I have focused heavily on Asian central bank financing, and the role reserve financing plays in sustaining the US current account deficit.
But it is worth remembering the other big theme in the world economy: rising oil prices.
Greenspan is right: high oil prices will eventually trigger a market reaction, whether slower demand growth, investment in new oil fields, or the development of alternative fuels. Oil may stabilize at a higher price than in the 1990s, but it probably won’t stay at current prices.
Indeed, higher oil prices do seem to be having an impact on Europe and Japan right now -- since January, oil is up (in dollar terms) and the euro is down (in dollar terms) to oil is way up in euro terms. That is a change from the falling dollar/ rising oil price pattern of the last couple of years.
But right now, demand growth in the US -- and in China -- does not seem to be slowing.
And to the extent new supply is coming on line, it is coming on line in places like Saudi Arabia, which hardly changes the basic structure of the world oil market. It also is unlikely to reduce the "geopolitical risk" premium now built into the oil market.
The result of the so-far-limited adjustment in demand, and rather limited market pressure for lower prices: an absolutely enormous transfer of revenue toward the world’s oil exporting states.
If oil stays around $55 a barrel, my very, very rough calculations (which, among other flaws, make no effort to adjust for the fact that not all crude is alike) suggest that OPEC countries would get over $500 billion in oil revenues this year, about $300 billion more than in 2002 (when oil was at $26 a barrel and the Saudis were not producing at anything like full capacity). If oil stays close to its current price, Saudi oil revenues would have increased by something like $100 billion since 2002, a China-sized sum. Russia produces a large amount of oil as well; recent data suggests its 2005 oil/ gas revenues will be $70 billion more than its 2002 revenues.

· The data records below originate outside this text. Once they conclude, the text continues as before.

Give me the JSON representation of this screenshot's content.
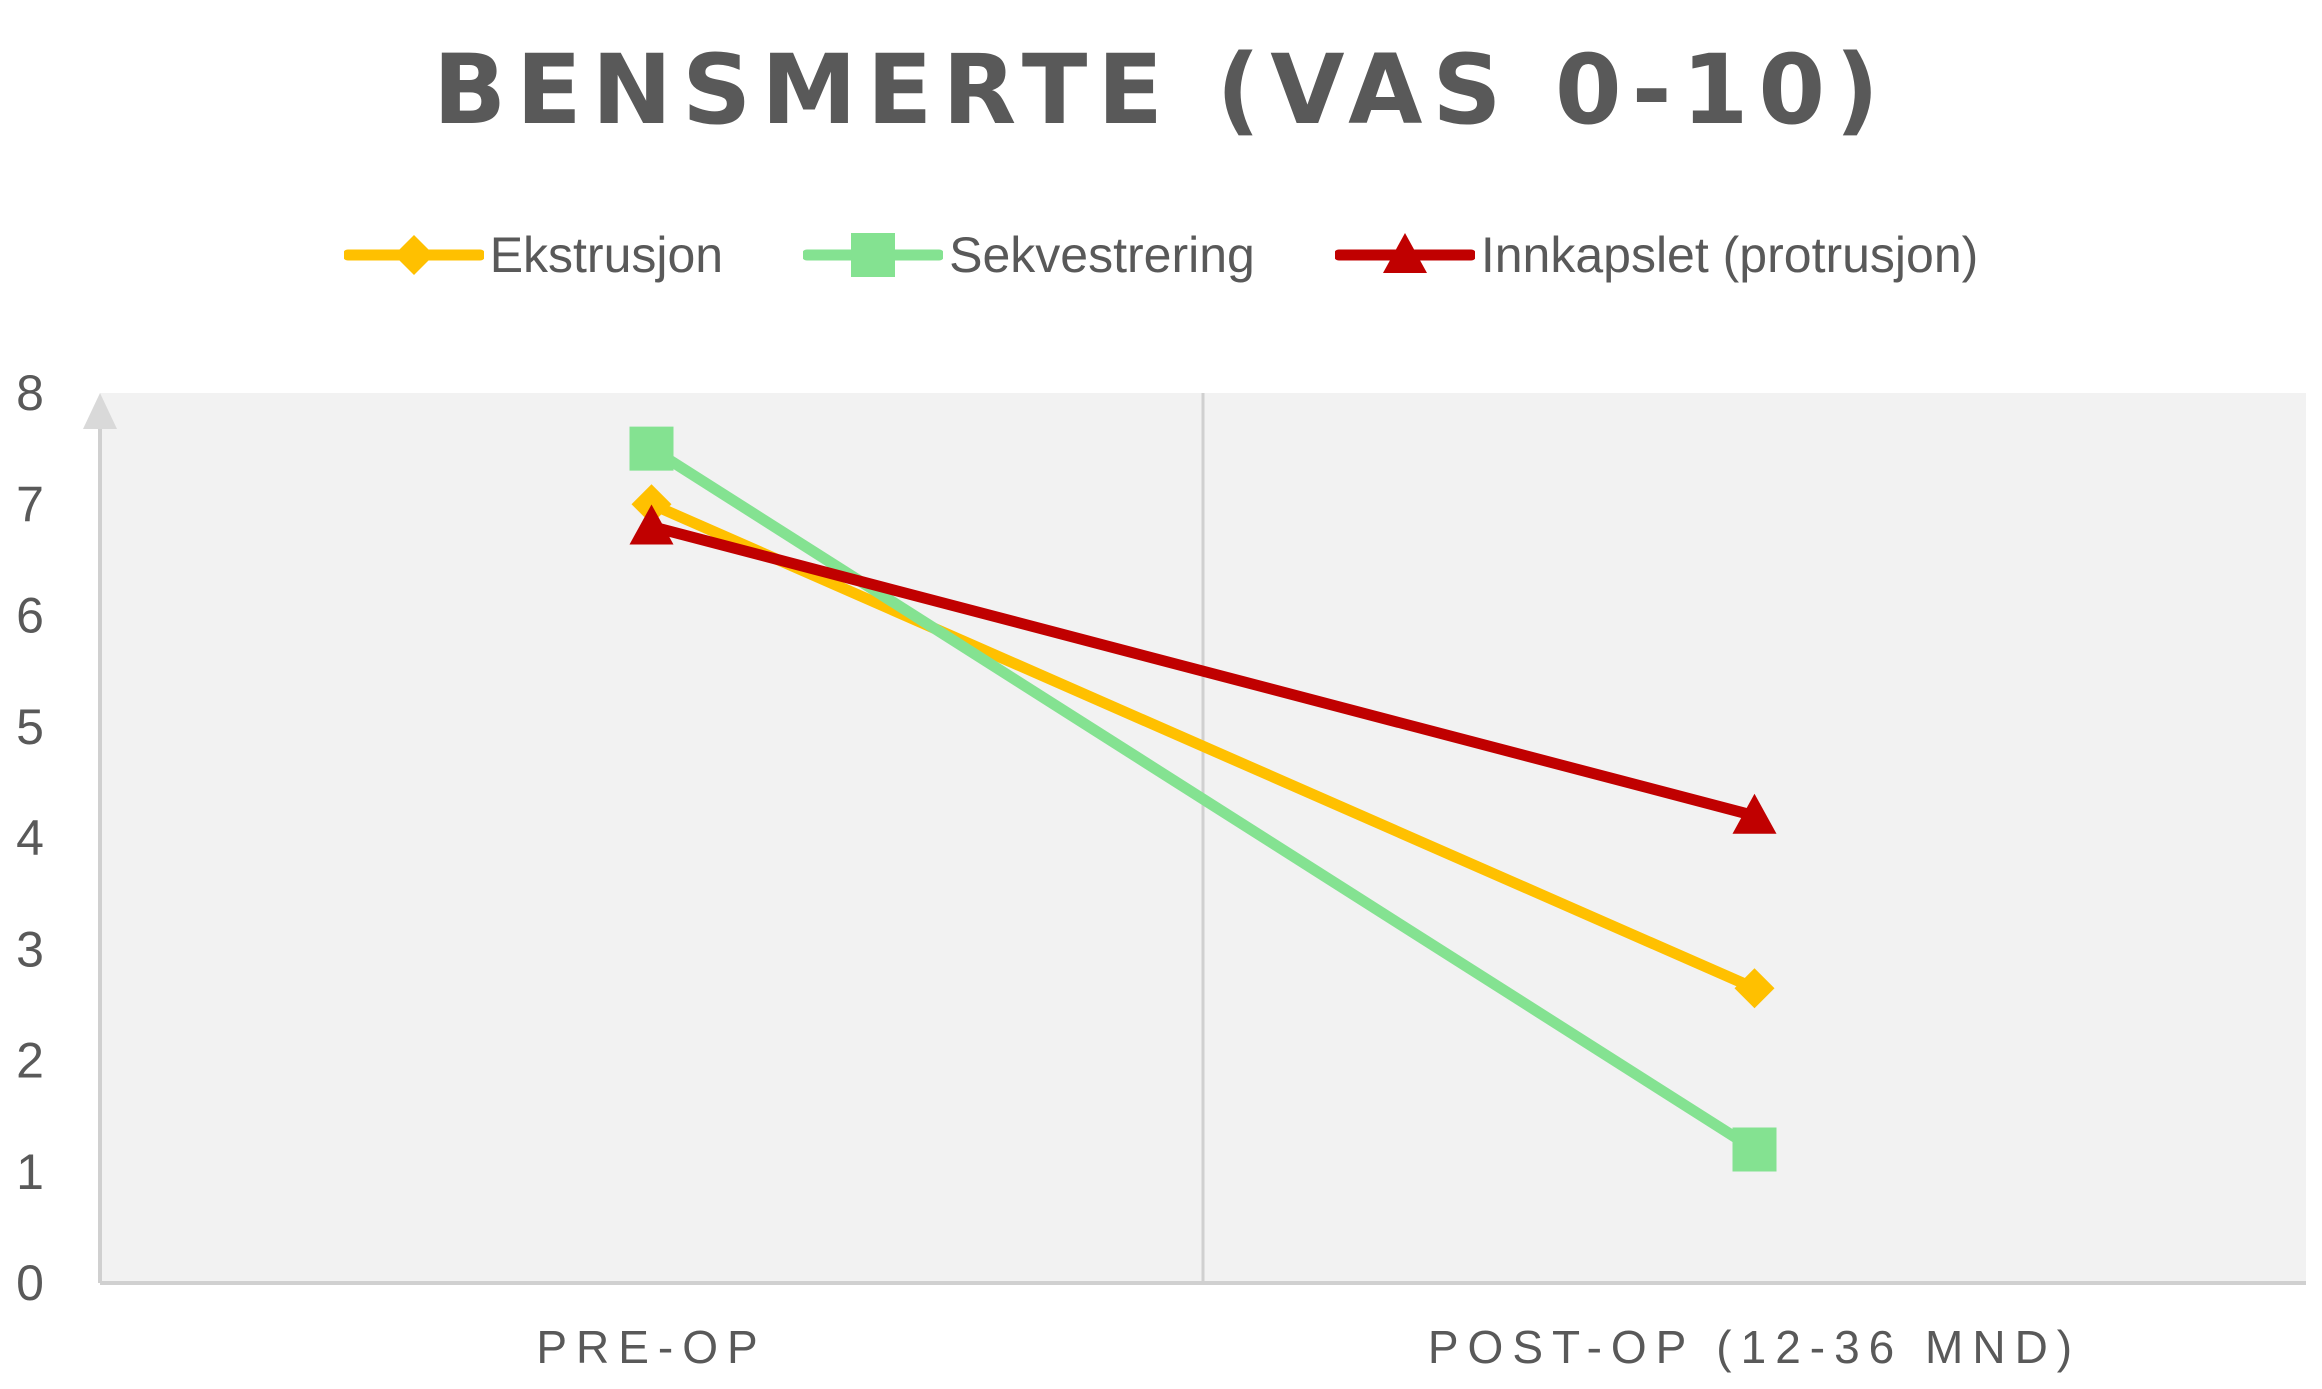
{
  "chart_data": {
    "type": "line",
    "title": "BENSMERTE (VAS 0-10)",
    "categories": [
      "PRE-OP",
      "POST-OP (12-36 MND)"
    ],
    "ylim": [
      0,
      8
    ],
    "yticks": [
      "0",
      "1",
      "2",
      "3",
      "4",
      "5",
      "6",
      "7",
      "8"
    ],
    "grid": false,
    "legend_position": "top",
    "series": [
      {
        "name": "Ekstrusjon",
        "values": [
          7.0,
          2.65
        ],
        "color": "#FFC000",
        "marker": "diamond"
      },
      {
        "name": "Sekvestrering",
        "values": [
          7.5,
          1.2
        ],
        "color": "#84E291",
        "marker": "square"
      },
      {
        "name": "Innkapslet (protrusjon)",
        "values": [
          6.8,
          4.2
        ],
        "color": "#C00000",
        "marker": "triangle"
      }
    ]
  }
}
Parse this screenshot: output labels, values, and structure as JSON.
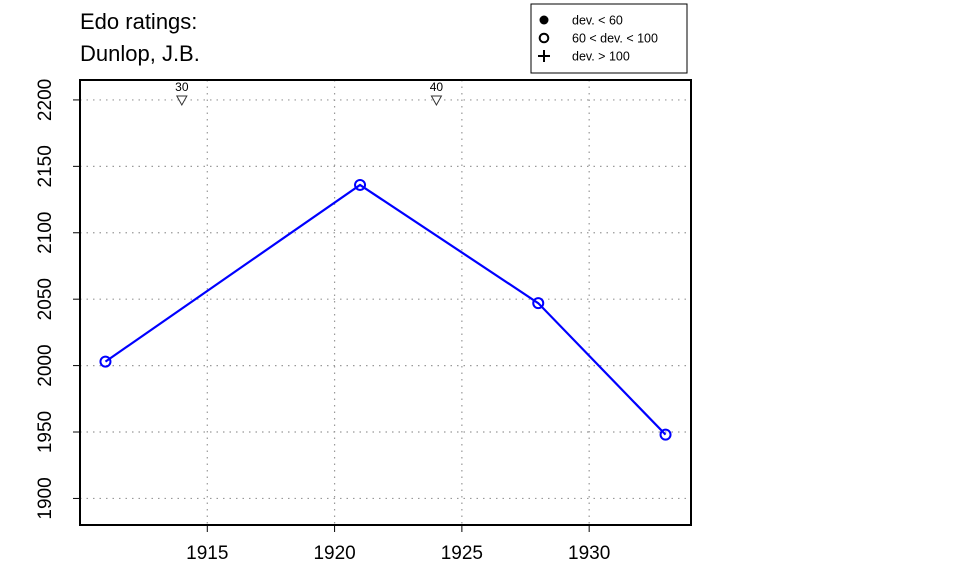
{
  "chart_data": {
    "type": "line",
    "title_line1": "Edo ratings:",
    "title_line2": "Dunlop, J.B.",
    "xlabel": "",
    "ylabel": "",
    "xlim": [
      1910.0,
      1934.0
    ],
    "ylim": [
      1880,
      2215
    ],
    "x_ticks": [
      1915,
      1920,
      1925,
      1930
    ],
    "y_ticks": [
      1900,
      1950,
      2000,
      2050,
      2100,
      2150,
      2200
    ],
    "grid": true,
    "series": [
      {
        "color": "#0000ff",
        "marker": "open-circle",
        "points": [
          {
            "x": 1911,
            "y": 2003
          },
          {
            "x": 1921,
            "y": 2136
          },
          {
            "x": 1928,
            "y": 2047
          },
          {
            "x": 1933,
            "y": 1948
          }
        ]
      }
    ],
    "age_markers": [
      {
        "x": 1914,
        "label": "30"
      },
      {
        "x": 1924,
        "label": "40"
      }
    ],
    "legend": {
      "placement": "top-right",
      "entries": [
        {
          "symbol": "filled-circle",
          "label": "dev. < 60"
        },
        {
          "symbol": "open-circle",
          "label": "60 < dev. < 100"
        },
        {
          "symbol": "plus",
          "label": "dev. > 100"
        }
      ]
    }
  }
}
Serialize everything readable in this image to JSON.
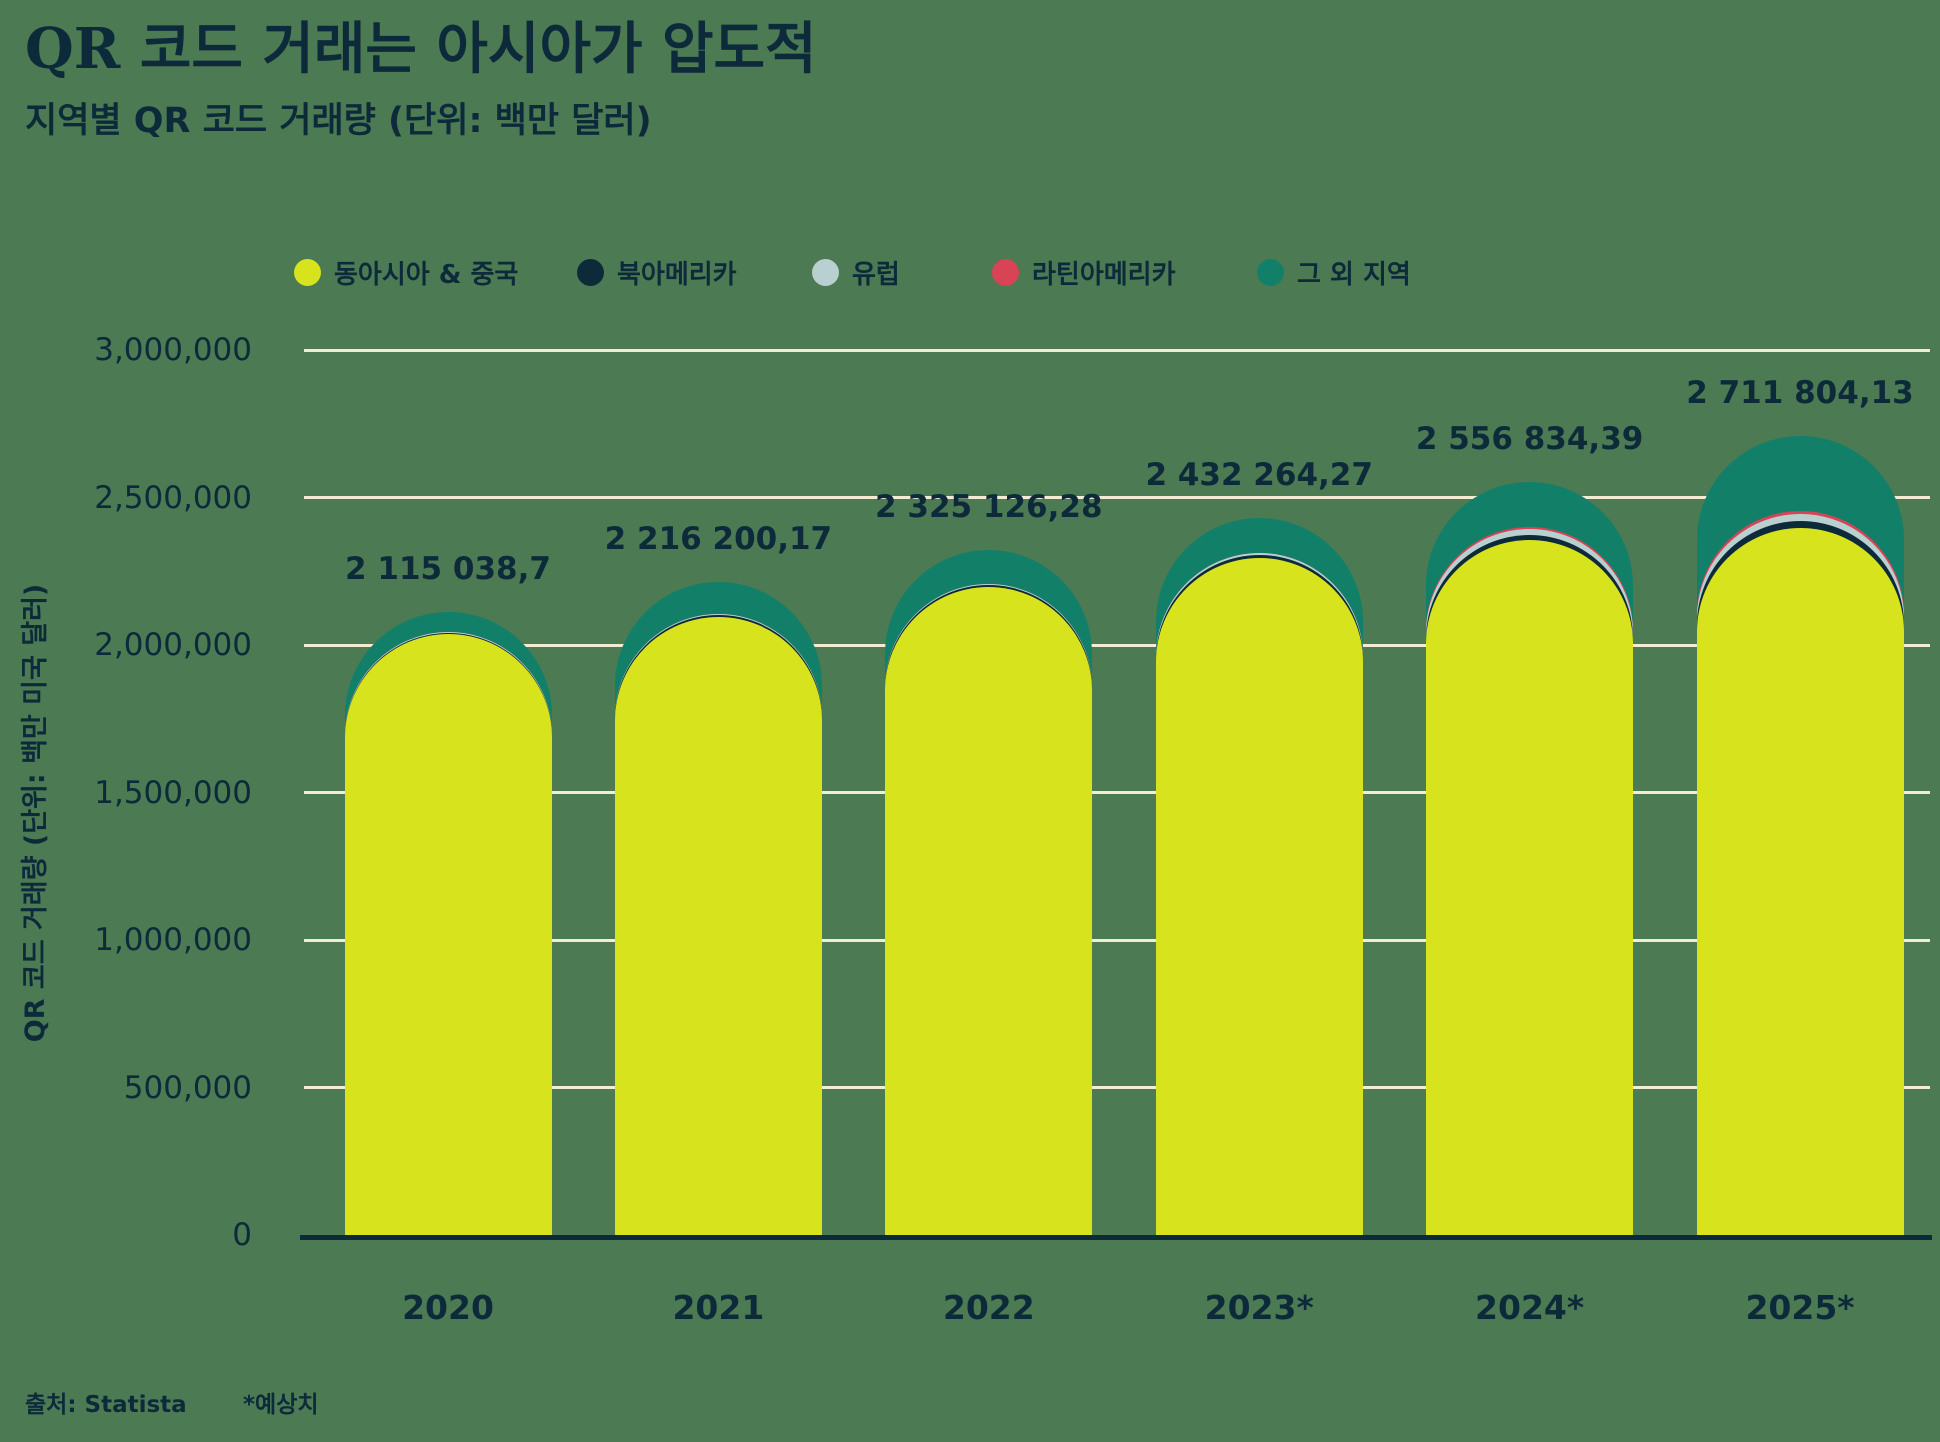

Some of that oil windfall is being spent, some of it saved.
Russia’s export revenues in q1 2005, for example are, $16 billion more than they were in q1 2004. Russia’s imports are also higher, by $5 billion. But since the increase in exports exceeded the increase in imports, Russia’s overseas assets are also increasing faster than they were a year ago. We ought to have a better idea of the overall breakdown between "spending" and "saving" in oil exporting states when the IMF puts out its updated World Economic Outlook next week.
So for all the focus on Asia, it is worth remembering that the world’s oil exporters also have tons of cash, and, even though their formal "reserves" are not growing like Asia’s, the clearly are investing large sums abroad -- whether transparently though institutions like Norway’s oil fund or less transparently through the various accounts of the world’s petrosheiks.
Their willingness to finance the US matters too ... I cannot entirely leave China out of the story. China’s economy is rather energy intensive. Import volumes are way up (or were until very recently). With volumes rising and higher prices, China is clearly spending a lot more on oil than it used to.
That only makes China’s growing current account surplus all the more remarkable. The common argument that China does not run a large overall current account surplus is simply no longer true. China’s 2004 current account surplus -- about 4% of China’s GDP -- exceeded Japan’s. And while investment is falling in Japan, it sure is not in China. If China’s current export and import performance vis a vis the US continues, China’s overall surplus will almost certainly balloon in 2005, even if oil stays at $55 a barrel.
Higher oil prices normally would reallocate the world’s current account surplus away from big oil importers -- China and the rest of the emerging Asia included. That has not happened. If oil fell back somewhat, barring a surge in non-oil imports, China’s overall current account surplus would surge.